Packaging & Mechanical Integration

  • Wire routing via channels and protective sleeving.
  • Secure fasteners and thread locking.
  • Motor and driver mounting on the chassis.

Motor Driver Wiring

  • Raspberry Pi secured inside the compartment.

Raspberry Pi 4 Server

Video test bldc motor


Testing Strategy

QA (Quality Assurance)

  • Visual inspection of mechanical and wiring quality.
  • Verification of mechanical alignments.

QC (Quality Control)

  • Test drives along planned routes.
  • Shake and drop tests.
  • Flask web control testing.

Types of Testing

  • Shake test.
  • Burn-in test (24-hour motor operation).
  • Route cycling tests (100+ deliveries simulation).

Anticipated Failure Modes & Mitigations

Mechanical

  • Fasteners loosening — solved by lock washers and thread lockers.
  • Overload risk on platform.

Wiring

  • Strain relief implemented on all connectors.
  • Protective tubing for all wires.

Components

  • Driver temperature monitored.
  • Current monitoring.

Power

  • Li-Ion battery with protection circuit.
  • Over-voltage protection.

Software

  • Error monitoring in Flask server.
  • Failsafe via Arduino control.

Repairability & Lifecycle

  • Modular construction.
  • Quick access to motors and electronics.
  • Upgrade-ready for ROS 2 and autonomous navigation.

Fail Fast Approach

  • Iterative prototyping from basic chassis and motors.
  • Flask control prior to full SLAM integration.
  • Next steps: LiDAR + Jetson Nano + ROS 2.

Summary of Build Process

  1. Mechanical platform and chassis design (Inventor).
  2. Manufacturing (3D printing + CNC cutting).
  3. Electronics integration.
  4. Software development (Flask + Arduino).
  5. Testing and improvements.

First test robot

Upgrade: Jetson Nano and ROS 2 Integration

At the current stage, the robot is controlled locally via Flask running on a Raspberry Pi 4.
For the next phase of development, I am upgrading the system by integrating Jetson Nano and ROS 2 to enable full autonomous navigation using SLAM and LiDAR.

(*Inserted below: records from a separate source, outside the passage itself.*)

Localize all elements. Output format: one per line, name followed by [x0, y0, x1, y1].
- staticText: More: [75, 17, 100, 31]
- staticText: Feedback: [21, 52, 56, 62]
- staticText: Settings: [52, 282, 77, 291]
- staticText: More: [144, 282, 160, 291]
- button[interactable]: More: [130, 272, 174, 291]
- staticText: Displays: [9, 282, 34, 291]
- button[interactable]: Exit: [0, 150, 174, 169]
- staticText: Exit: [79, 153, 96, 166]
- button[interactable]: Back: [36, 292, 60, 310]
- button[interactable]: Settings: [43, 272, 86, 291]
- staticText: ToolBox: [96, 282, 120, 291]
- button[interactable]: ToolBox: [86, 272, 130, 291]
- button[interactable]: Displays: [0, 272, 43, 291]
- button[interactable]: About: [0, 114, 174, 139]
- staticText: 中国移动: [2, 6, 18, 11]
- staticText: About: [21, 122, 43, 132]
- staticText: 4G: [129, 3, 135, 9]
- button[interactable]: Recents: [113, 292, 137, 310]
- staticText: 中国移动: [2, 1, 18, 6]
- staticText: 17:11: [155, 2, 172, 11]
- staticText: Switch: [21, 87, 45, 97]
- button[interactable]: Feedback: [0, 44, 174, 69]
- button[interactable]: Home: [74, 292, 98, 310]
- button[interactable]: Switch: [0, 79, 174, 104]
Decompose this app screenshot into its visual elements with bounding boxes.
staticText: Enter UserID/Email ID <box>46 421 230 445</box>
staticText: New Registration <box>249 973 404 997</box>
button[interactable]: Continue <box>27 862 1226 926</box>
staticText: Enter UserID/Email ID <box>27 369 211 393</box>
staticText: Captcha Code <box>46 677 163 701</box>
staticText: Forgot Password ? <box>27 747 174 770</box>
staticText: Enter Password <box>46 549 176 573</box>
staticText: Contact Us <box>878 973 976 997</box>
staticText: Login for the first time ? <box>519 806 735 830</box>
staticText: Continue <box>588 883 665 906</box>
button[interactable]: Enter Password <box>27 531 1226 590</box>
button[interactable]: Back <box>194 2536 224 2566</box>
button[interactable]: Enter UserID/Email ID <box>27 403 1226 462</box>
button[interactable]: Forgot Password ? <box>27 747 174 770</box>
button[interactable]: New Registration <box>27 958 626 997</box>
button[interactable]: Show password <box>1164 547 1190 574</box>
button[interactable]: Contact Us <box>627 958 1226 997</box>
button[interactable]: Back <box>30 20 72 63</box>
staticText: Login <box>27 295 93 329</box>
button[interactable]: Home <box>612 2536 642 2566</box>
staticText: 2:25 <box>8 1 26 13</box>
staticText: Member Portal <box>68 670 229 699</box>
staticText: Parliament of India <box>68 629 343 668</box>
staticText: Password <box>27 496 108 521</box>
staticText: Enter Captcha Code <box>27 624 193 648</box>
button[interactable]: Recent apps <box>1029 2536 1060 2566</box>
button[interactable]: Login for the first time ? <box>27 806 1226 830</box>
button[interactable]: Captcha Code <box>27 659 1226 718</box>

This will allow the robot to: - Build its own maps. - Navigate from point A to point B autonomously. - Use computer vision and LiDAR data for obstacle detection and environment awareness.

Jetson Nano integration

This image shows the Jetson Nano Developer Kit, which will be installed on the robot alongside the existing Raspberry Pi 4.
The Raspberry Pi 4 will handle user interface and local server, while Jetson Nano will process SLAM, navigation stack, and object recognition under ROS 2.


Next integration steps:

  1. Install ROS 2 on Jetson Nano.
  2. Integrate LiDAR (YDLIDAR X3 Pro).
  3. Set up SLAM using ROS 2 Navigation Stack.
  4. Test autonomous delivery missions in a controlled environment.